Der BGH hat mal wieder ein Urteil zur Anwaltshaftung, hier speziell in der Zwangsvollstreckung, gefällt (Bundesgerichtshof: Urteil vom 19.09.2019 – IX ZR 22/17), das selten lebens- und praxisfern ist.
Was war passiert?:
Am 26.06.2012 erging ein Urteil zugunsten des Mandanten über 42.275 Euro, Zug um Zug gegen Abtretung von Rechten. Bereits am Folgetag beantragten die Anwälte Erteilung einer vollstreckbaren Ausfertigung (als Voraussetzung der Zwangsvollstreckung), die am 11.07.2012 erteilt wurde. Wiederum am gleichen Tag – die Anwälte waren hier wirklich flink – erteilten sie über die Gerichtsvollzieherverteilerstelle Vollstreckungsauftrag an den Gerichtsvollzieher und legten dazu sogar eine Prozessbürgschaft vor (da das Urteil noch nicht rechtskräftig war). Ein Sachpfändungsversuch am 10.08.2012 (auch die Gerichtsvollzieherin war hier flink) war erfolglos, in dem daraufhin anberaumten Termin zur Vermögensauskunft erschien der Schuldner nicht. Das teilte die Gerichtsvollzieherin – nun nicht mehr so flink – den Anwälten bereits etwas mehr als einen Monat später am 07.11.2012 mit. Am 08.11.2012 beantragte der Schuldner die Eröffnung eines Insolvenzverfahrens.
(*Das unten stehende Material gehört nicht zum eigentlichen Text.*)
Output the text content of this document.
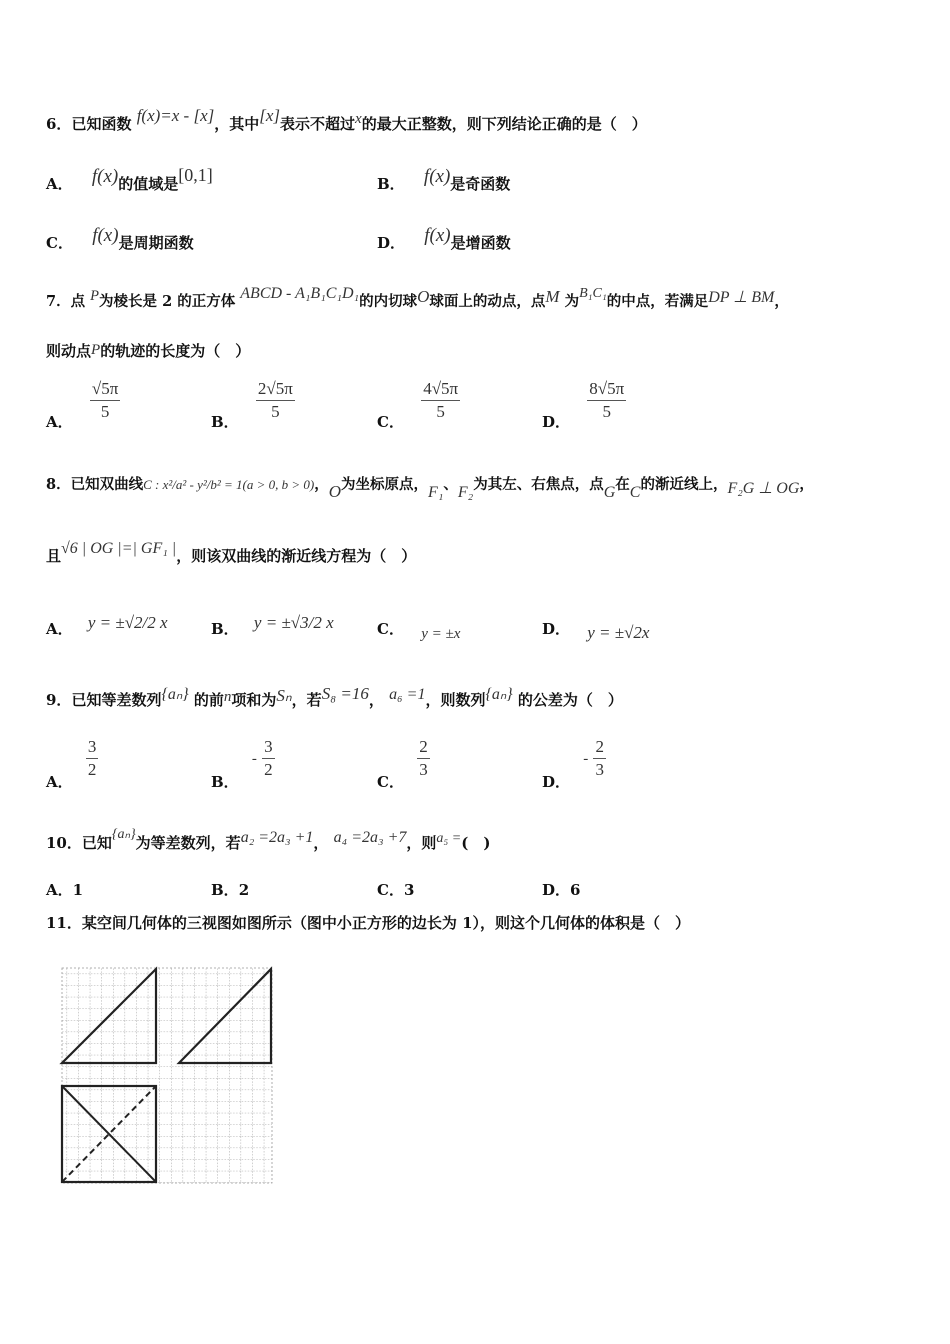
6．已知函数 f(x)=x - [x]，其中[x]表示不超过x的最大正整数，则下列结论正确的是（　）
A． f(x)的值域是[0,1]	B． f(x)是奇函数
C． f(x)是周期函数	D． f(x)是增函数
7．点 P为棱长是 2 的正方体 ABCD - A₁B₁C₁D₁的内切球O球面上的动点，点M 为B₁C₁的中点，若满足DP ⊥ BM，
则动点P的轨迹的长度为（　）
A． $\frac{√5\pi}{5}$	B． $\frac{2√5\pi}{5}$	C． $\frac{4√5\pi}{5}$	D． $\frac{8√5\pi}{5}$
8．已知双曲线C : x²/a² - y²/b² = 1(a > 0, b > 0)，O为坐标原点，F₁、F₂为其左、右焦点，点G在C的渐近线上，F₂G ⊥ OG，
且√6 | OG |=| GF₁ |，则该双曲线的渐近线方程为（　）
A． y = ±√2/2 x	B． y = ±√3/2 x	C． y = ±x	D． y = ±√2x
9．已知等差数列{aₙ} 的前n项和为Sₙ，若S₈ =16， a₆ =1，则数列{aₙ} 的公差为（　）
A．
$\frac{3}{2}$
B． - $\frac{3}{2}$
C．
$\frac{2}{3}$
D． - $\frac{2}{3}$
10．已知{aₙ}为等差数列，若a₂ =2a₃ +1， a₄ =2a₃ +7，则a₅ =(　)
A．1	B．2	C．3	D．6
11．某空间几何体的三视图如图所示（图中小正方形的边长为 1），则这个几何体的体积是（　）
Der Mandant ging deswegen leer aus und nimmt nun seine (ehemaligen) Rechtsanwälte auf Schadensersatz in Anspruch, weil sie die Vollstreckung trotz Kenntnis einer Insolvenzgefahr nicht schnell und effektiv genug betrieben hätten.
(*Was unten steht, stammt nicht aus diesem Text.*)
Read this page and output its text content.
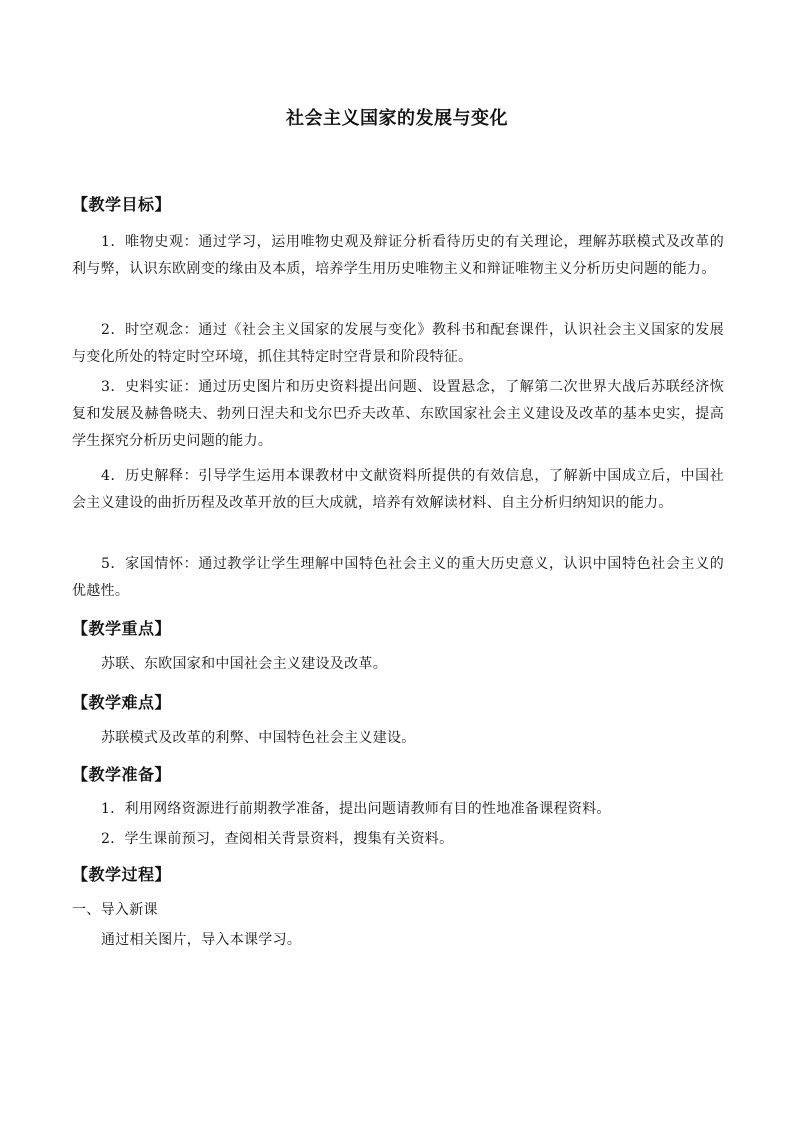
社会主义国家的发展与变化
【教学目标】
1．唯物史观：通过学习，运用唯物史观及辩证分析看待历史的有关理论，理解苏联模式及改革的利与弊，认识东欧剧变的缘由及本质，培养学生用历史唯物主义和辩证唯物主义分析历史问题的能力。
2．时空观念：通过《社会主义国家的发展与变化》教科书和配套课件，认识社会主义国家的发展与变化所处的特定时空环境，抓住其特定时空背景和阶段特征。
3．史料实证：通过历史图片和历史资料提出问题、设置悬念，了解第二次世界大战后苏联经济恢复和发展及赫鲁晓夫、勃列日涅夫和戈尔巴乔夫改革、东欧国家社会主义建设及改革的基本史实，提高学生探究分析历史问题的能力。
4．历史解释：引导学生运用本课教材中文献资料所提供的有效信息，了解新中国成立后，中国社会主义建设的曲折历程及改革开放的巨大成就，培养有效解读材料、自主分析归纳知识的能力。
5．家国情怀：通过教学让学生理解中国特色社会主义的重大历史意义，认识中国特色社会主义的优越性。
【教学重点】
苏联、东欧国家和中国社会主义建设及改革。
【教学难点】
苏联模式及改革的利弊、中国特色社会主义建设。
【教学准备】
1．利用网络资源进行前期教学准备，提出问题请教师有目的性地准备课程资料。
2．学生课前预习，查阅相关背景资料，搜集有关资料。
【教学过程】
一、导入新课
通过相关图片，导入本课学习。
Der BGH hat die Anwälte entsprechend zu Schadensersatz verurteilt:
Ein Rechtsanwalt, der mit der zwangsweisen Durchsetzung einer Forderung beauftragt worden ist und einen Titel gegen einen Schuldner des Mandanten erwirkt hat, hat zügig die Zwangsvollstreckung zu betreiben, soweit pfändbares Vermögen bekannt ist oder mit den Möglichkeiten, welche die Zivilprozessordnung bietet, ermittelt werden kann. Gibt es Anhaltspunkte dafür, dass die Insolvenz des Schuldners bevorsteht, muss der Anwalt den Mandanten so weit belehren, dass dieser in Kenntnis der absehbaren Chancen und Risiken eine eigenverantwortliche Entscheidung über das weitere Vorgehen treffen kann. Zu diesem Vorgehen kann die Zwangsvollstreckung gegen den Schuldner gehören. Droht dem Mandanten ein Rechtsverlust, hat der Anwalt diesem durch geeignete Maßnahmen entgegenzuwirken. Deshalb muss der Anwalt die Zwangsvollstreckung mit besonderer Beschleunigung betreiben, wenn Anhaltspunkte dafür bestehen, dass eine Verzögerung zum Ausfall des Mandanten führen würde.
Der BGH meint hier, statt einer Sachpfändung und Vermögensauskunft hätten die Anwälte einen Kontenpfändung veranlassen müssen:
Die Forderungspfändung hätte die Widerbeklagte nach Erhalt der vollstreckbaren Ausfertigung am 11. Juli 2012 ohne vermeidbare Verzögerung veranlassen müssen, weil sie Anhaltspunkte für eine bevorstehende Insolvenz der Schuldnerin hatte.
Dass eine erfolgreiche Forderungspfändung im Insolvenzverfahren angefochten worden wäre, verneint der BGH.
Abgesehen davon, dass auch ein Pfändungs- und Überweisungsbeschluss abhängig vom angerufenen Gericht mehrere Monate brauchen kann, bis er wirksam wird, wird hier klar dem Anwalt das Risiko der Auswahl geeigneter Vollstreckungsmaßnahmen auferlegt. Der Praktiker weiß, dass Schuldner ihre Vermögenswerte oft gut zu verschleiern wissen und die Zwangsvollstreckung oftmals einem Stochern im Nebel gleicht. Wenn jetzt mit dem Urteil des BGH das Risiko erfolgloser Vollstreckungen dem Anwalt insoweit angelastet wird, dass er hierfür nicht nur keine Vergütung erhält, sondern auch noch in Höhe der Vollstreckungsforderung haftet, wird der eigene Anwalt prinzipiell zum „Ersatz-Schuldner“.